Abstract

Growth of scientific literature on human-environment interactions in urban landscapes is occurring at an exponential rate, prompting a need to synthesize the literature to guide future research. Using a systematic review process, we quantified trends in urban landscape ecology studies published in spatial ecology literature from nine spatial ecology journals between 1986 and 2016. Specifically, we identified publication trends and assessed geographic and taxonomic focus, study approach, data types, temporal scale, spatial extent of study area, spatial resolution of remotely sensed data, and study site types. Results indicated that field-collected and socioeconomic data are the common data types, whereas remotely sensed data are infrequent.

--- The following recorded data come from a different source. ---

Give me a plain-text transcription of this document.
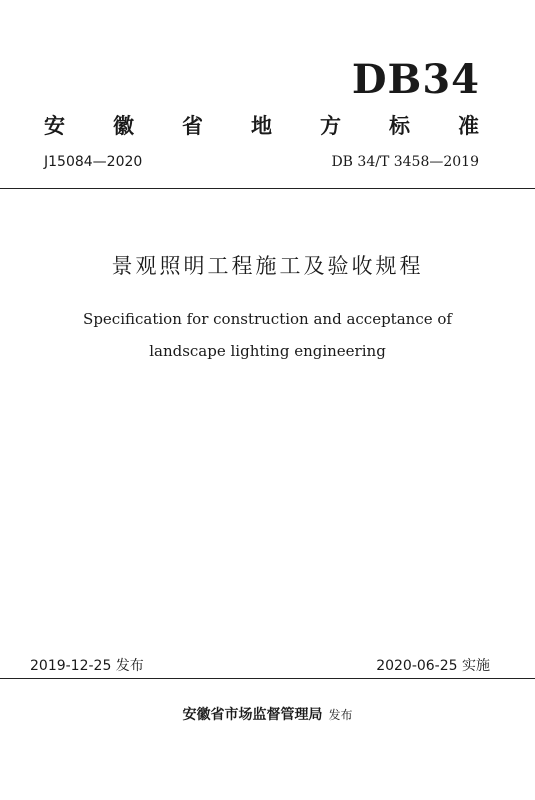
DB34
安 徽 省 地 方 标 准
J15084—2020	DB 34/T 3458—2019
景观照明工程施工及验收规程
Specification for construction and acceptance of
landscape lighting engineering
2019-12-25 发布	2020-06-25 实施
安徽省市场监督管理局 发布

Although few studies employed remote sensing, those that did tended to use moderate to high spatial resolution imageries at spatiotemporal scales of < 10,000km2 and < 2 years. Birds, plants, and mammals were the most frequently studied taxa, whereas insects and cross-taxa studies were few. Intensely built-up areas and urban forests were the most frequently studied ecosystem types, followed by grassland, aquatic, and wetland ecosystems. Urban core areas were studied more than suburban, exurban, and rural-urban gradients. The majority of studies were from North America, Europe, Asia, and Australia, while studies from Africa, South America, and across regions were limited. Our results suggest that urban landscape ecology research is receiving a limited but growing focus in the spatial ecology literature (< 9% of publication by volume). Therefore, urban landscape ecological studies which integrate coupled data across-taxa and varying spatiotemporal scales are imperative.